The wet process First the fresh fruit is pulped by a pulping machine. Some pulp still clings to the coffee, however, and this residue is removed by fermentation in tanks. The few remaining traces of pulp are then removed by washing. The coffee seeds are then dried to a moisture content of about 12 per cent either by exposure to the sun or by hot-air driers. If dried in the sun, they must be turned by hand several times a day for even drying.
The dry process In the dry process the fruits are immediately placed to dry either in the sun or in hot-air driers. Considerably more time and equipment is needed for drying than in the wet process. When the fruits have been dried to a water content of about 12 per cent the seeds are mechanically freed from their coverings.

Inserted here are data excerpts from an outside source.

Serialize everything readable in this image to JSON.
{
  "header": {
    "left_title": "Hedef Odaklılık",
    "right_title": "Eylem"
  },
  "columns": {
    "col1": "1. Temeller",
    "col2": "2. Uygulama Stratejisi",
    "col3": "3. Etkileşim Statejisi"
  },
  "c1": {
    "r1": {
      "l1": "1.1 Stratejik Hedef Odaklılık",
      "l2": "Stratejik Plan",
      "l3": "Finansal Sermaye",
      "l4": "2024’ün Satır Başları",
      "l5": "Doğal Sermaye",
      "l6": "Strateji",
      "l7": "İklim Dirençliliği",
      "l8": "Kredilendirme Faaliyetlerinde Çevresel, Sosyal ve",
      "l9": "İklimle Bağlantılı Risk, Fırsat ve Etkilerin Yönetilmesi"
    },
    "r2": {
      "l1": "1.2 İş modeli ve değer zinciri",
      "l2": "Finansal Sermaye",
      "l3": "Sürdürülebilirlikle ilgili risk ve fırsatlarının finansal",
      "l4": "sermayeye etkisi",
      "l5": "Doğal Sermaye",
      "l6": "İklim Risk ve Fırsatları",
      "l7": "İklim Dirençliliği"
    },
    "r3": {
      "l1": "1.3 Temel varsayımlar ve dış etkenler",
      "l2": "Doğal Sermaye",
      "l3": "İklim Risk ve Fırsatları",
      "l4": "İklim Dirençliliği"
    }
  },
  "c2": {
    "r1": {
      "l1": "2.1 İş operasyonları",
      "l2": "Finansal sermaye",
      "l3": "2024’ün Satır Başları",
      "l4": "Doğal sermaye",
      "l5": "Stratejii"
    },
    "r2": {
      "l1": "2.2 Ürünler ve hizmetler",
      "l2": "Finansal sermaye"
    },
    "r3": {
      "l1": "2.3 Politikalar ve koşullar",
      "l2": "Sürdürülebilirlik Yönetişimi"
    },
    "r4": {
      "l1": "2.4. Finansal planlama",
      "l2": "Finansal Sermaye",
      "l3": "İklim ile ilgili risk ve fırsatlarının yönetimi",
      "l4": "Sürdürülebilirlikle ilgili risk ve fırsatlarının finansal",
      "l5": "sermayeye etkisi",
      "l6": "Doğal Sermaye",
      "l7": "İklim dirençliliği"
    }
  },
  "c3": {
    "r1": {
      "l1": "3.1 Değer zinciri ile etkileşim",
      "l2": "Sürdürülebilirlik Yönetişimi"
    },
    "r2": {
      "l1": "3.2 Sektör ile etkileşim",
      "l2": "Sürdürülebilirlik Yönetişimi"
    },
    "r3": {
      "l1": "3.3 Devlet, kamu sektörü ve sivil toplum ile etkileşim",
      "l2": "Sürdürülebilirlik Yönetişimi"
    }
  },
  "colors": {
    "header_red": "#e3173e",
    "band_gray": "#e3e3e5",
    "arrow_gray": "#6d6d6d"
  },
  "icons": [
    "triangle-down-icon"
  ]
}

The characteristic aroma and taste of coffee only appear later and are developed by the high temperatures to which they are subjected during the course of the process known as roasting. Temperatures are raised progressively to about 220-230°C. This releases steam, carbon dioxide, carbon monoxide and other volatiles from the beans, resulting in a loss of weight of between 14 and 23 per cent. Internal pressure of gas expands the volume of the coffee seeds from 30 to 100 per cent. The seeds become rich brown in colour; their texture becomes porous and crumbly under pressure. But the most important phenomenon of roasting is the appearance of the characteristic aroma of coffee, which arises from very complex chemical transformations within the beans. The coffee, on leaving the industrial roasters, is rapidly cooled in a vat where it is stirred and subjected to cold air propelled by a blower. Good quality coffees are then sorted by electronic sorters to eliminate the seeds that roasted badly. The presence of seeds which are either too light or too dark depreciates the quality.
From : 'Coffee Production' in Encyclopaedia Britannica, 15th edition (1974).